Het is vandaag 1 juli en ik heb nog steeds niet de sleutels van je ontvangen? Ik heb je een paar keer proberen te bellen maar je telefoon staat steeds uit. 4,5 maand geleden heb ik je laten weten dat Samira weer haar woning in wil en het gaat me niet langer lukken om haar op afstand te houden.”
3.7
In een e-mail van 5 juli 2018 schrijft [verhuurder] aan [appellante]:

Ik heb dit nummer meerdere keren proberen te bellen maar telefoon staat steeds uit (…).

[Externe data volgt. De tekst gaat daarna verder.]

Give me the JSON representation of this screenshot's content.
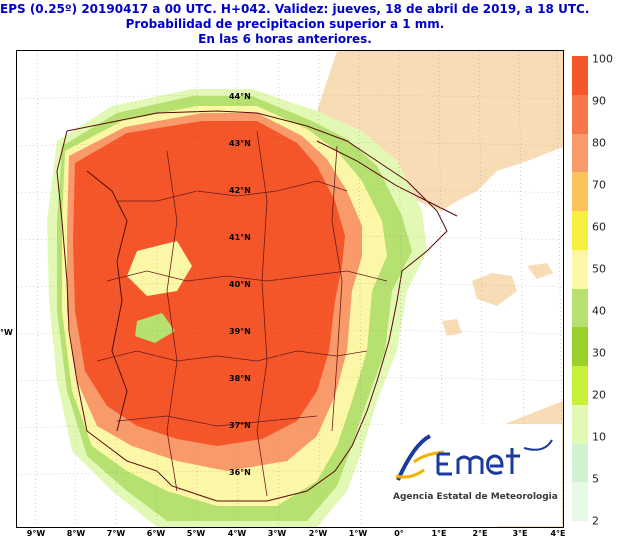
{
  "title": {
    "line1": "EPS (0.25º) 20190417 a 00 UTC.  H+042. Validez: jueves, 18 de abril de 2019,  a  18 UTC.",
    "line2": "Probabilidad de precipitacion superior a 1 mm.",
    "line3": "En las 6 horas anteriores."
  },
  "map": {
    "lat_labels": [
      "44°N",
      "43°N",
      "42°N",
      "41°N",
      "40°N",
      "39°N",
      "38°N",
      "37°N",
      "36°N"
    ],
    "lon_labels": [
      "9°W",
      "8°W",
      "7°W",
      "6°W",
      "5°W",
      "4°W",
      "3°W",
      "2°W",
      "1°W",
      "0°",
      "1°E",
      "2°E",
      "3°E",
      "4°E"
    ],
    "left_partial_label": "°W"
  },
  "legend": {
    "labels": [
      "100",
      "90",
      "80",
      "70",
      "60",
      "50",
      "40",
      "30",
      "20",
      "10",
      "5",
      "2"
    ],
    "colors": [
      "#f4562a",
      "#f67848",
      "#f99a6a",
      "#fbc45a",
      "#f8f040",
      "#fcf7a6",
      "#b6e070",
      "#9bd02c",
      "#c8ef3a",
      "#e2f9b6",
      "#cff3d0",
      "#e6fae6"
    ]
  },
  "logo": {
    "brand": "AEmet",
    "text": "Agencia Estatal de Meteorologia",
    "colors": {
      "blue": "#1a3a9e",
      "yellow": "#f2b200"
    }
  },
  "colors": {
    "title": "#0000cc",
    "land_outside": "#f8dcb6",
    "sea": "#ffffff"
  }
}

Ik geef je tot zondag 8/7/2018 om al mijn meubilair terug te zetten en mijn huis te verlaten, anders ben ik genoodzaakt maatregelen te nemen.”
3.8
In haar e-mail van 7 juli 2018 aan [appellante] vervolgt [verhuurder]:

Ik kom morgen in de loop van de dag/avond langs en verwacht het huis opgeleverd met al mijn meubilair terug in de berging.”
3.9
Op 10 december 2019 heeft [verhuurder] de huurovereenkomst bij Haag Wonen opgezegd tegen 10 januari 2020.
3.1
Bij brief van 8 april 2020 heeft de advocaat van Haag Wonen aan [appellante] laten weten dat Haag Wonen de eigenaar is van de woning, dat Haag Wonen de woning niet aan [appellante], maar aan [verhuurder] heeft verhuurd, dat [appellante] dus zonder recht of titel in de woning verblijft en dat [appellante] de woning daarom moet ontruimen op de kortst mogelijk termijn, of op 1 juni 2020 tegen betaling aan Haag Wonen van € 628,- per maand.
3.11
De advocaat van [appellante] heeft in een brief van 15 mei 2020 onder meer het volgende geschreven aan (de advocaat van) Haag Wonen:
“( ... ) Cliënte betreurt de ontstane situatie. Zij was bij het aangaan van de
huurovereenkomst niet op de hoogte dat er sprake was van onderhuur. (...) Haar werd verteld dat het een koopwoning betrof. Cliente is er pas later achter gekomen dat het niet om een koopwoning, maar een huurwoning gaat. Cliënte wilde zich namelijk inschrijven in de BRP-registratie, maar dat kon niet zonder de toestemming van mevrouw [verhuurder]. Zo is zij erachter gekomen dat er sprake is van onderhuur. Cliënte kon echter geen kant op,
omdat er schaarste is in de woningmarkt. Cliënte heeft echter niet stilgezeten en is op zoek gegaan naar een andere woning. Helaas heeft zij al die tijd geen andere woning kunnen vinden. Mevrouw [verhuurder] was op de hoogte van de zwakke positie van cliënte en heeft daar stelselmatig gebruik van gemaakt. (... ) Helaas kan cliënte het verloop van de
omstandigheden niet veranderen en is zij net als Haag Wonen een gedupeerde in deze kwestie.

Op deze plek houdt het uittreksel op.